O Egito permitiu que 54 caminhões passassem pela passagem de Rafah para Gaza até o momento, e entre suas cargas estavam 477 toneladas de suprimentos médicos, 291 toneladas de alimentos e 87 toneladas de água, disse Diaa Rashwan, chefe do Serviço de Informação do Estado do Egito, em um noticiário. conferência na terça-feira. Outros 250 caminhões aguardavam para cruzar.
Grupos humanitários apelaram ao envio de ainda mais alimentos, água e medicamentos, bem como combustível – mas Israel recusou esta última exigência, porque afirma que o Hamas poderia utilizar combustível para fins militares.
Embora Israel tenha cortado os envios de combustível para Gaza, os militares israelitas afirmam que o Hamas armazenou um amplo abastecimento – e recusou-se a partilhá-lo com os hospitais.
Contudo, havia indícios de que a posição de Israel poderia mudar. Questionado sobre se Israel permitiria a entrada de combustível na Faixa de Gaza, Herzi Halevi, chefe do Estado-Maior militar israelita, pareceu não descartar essa possibilidade.
“Combustível?” ele disse. “Vamos garantir que esteja onde precisa estar para tratar os civis. Não permitiremos combustível para o Hamas, para que possa continuar a lutar contra os cidadãos de Israel.”
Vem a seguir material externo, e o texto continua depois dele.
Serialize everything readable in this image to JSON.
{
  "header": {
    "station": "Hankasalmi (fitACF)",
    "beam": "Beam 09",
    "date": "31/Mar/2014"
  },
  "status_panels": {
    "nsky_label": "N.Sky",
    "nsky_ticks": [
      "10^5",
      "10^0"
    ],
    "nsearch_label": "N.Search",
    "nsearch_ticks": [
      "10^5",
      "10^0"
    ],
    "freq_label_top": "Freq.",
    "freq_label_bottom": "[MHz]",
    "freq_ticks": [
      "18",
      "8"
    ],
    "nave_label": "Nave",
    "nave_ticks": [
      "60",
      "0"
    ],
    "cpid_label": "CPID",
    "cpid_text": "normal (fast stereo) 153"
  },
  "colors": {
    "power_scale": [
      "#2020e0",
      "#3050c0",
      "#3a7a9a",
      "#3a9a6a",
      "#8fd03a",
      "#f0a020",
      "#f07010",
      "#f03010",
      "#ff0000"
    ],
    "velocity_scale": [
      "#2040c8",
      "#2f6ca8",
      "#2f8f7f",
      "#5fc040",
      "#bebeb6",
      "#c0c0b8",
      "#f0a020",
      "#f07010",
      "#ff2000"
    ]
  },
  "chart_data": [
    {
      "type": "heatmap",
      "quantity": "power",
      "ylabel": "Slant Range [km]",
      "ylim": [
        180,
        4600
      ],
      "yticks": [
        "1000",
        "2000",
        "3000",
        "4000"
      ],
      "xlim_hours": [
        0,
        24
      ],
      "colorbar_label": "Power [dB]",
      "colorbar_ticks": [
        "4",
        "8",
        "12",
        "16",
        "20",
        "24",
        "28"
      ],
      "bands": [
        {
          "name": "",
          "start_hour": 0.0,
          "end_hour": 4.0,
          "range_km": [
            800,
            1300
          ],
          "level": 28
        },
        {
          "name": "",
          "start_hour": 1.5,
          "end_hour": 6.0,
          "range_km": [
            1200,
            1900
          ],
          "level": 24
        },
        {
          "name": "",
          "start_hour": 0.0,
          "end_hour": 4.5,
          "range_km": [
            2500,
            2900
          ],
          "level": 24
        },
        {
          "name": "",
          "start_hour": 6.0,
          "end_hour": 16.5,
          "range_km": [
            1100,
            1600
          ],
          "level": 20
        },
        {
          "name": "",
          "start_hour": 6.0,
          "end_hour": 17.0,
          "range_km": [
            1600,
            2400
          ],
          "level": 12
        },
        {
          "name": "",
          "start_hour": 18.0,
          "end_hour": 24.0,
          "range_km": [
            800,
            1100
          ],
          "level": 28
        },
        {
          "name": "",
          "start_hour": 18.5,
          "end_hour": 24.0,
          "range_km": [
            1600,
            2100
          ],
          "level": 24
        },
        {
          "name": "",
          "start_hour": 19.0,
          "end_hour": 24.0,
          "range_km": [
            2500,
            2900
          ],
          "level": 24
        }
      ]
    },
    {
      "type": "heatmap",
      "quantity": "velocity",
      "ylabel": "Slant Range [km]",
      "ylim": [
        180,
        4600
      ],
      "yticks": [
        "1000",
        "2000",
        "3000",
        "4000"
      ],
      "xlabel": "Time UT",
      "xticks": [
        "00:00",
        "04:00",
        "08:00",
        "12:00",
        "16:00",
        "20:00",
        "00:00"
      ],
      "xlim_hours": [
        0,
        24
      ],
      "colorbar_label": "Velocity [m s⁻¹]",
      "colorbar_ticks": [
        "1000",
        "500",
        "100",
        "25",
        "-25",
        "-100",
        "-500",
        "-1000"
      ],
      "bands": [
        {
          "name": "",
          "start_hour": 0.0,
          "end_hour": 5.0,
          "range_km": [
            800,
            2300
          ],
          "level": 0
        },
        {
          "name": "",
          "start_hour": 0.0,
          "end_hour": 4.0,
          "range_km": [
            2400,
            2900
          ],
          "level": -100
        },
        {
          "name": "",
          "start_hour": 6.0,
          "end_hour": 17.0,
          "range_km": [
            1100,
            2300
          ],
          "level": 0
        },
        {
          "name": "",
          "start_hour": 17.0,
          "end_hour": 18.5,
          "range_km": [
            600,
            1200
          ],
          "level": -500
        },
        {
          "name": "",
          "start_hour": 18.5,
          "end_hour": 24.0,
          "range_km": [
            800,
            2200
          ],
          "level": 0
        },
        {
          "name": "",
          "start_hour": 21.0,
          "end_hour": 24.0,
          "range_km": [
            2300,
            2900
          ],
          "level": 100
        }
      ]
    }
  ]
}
Os hospitais em Gaza estão a pagar um preço elevado pela escassez de combustível, com dezenas de centros de saúde fora de serviço, disseram autoridades palestinianas. Um porta-voz do Ministério da Saúde disse em comunicado na terça-feira que “o sistema de saúde atingiu o pior estágio de sua história”.
A Organização Mundial da Saúde afirmou que milhares de pacientes correm risco de complicações ou morte à medida que mais paralisações se aproximam, incluindo 1.000 pessoas em diálise, 130 bebés prematuros e pacientes em cuidados intensivos ou que necessitam de cirurgia.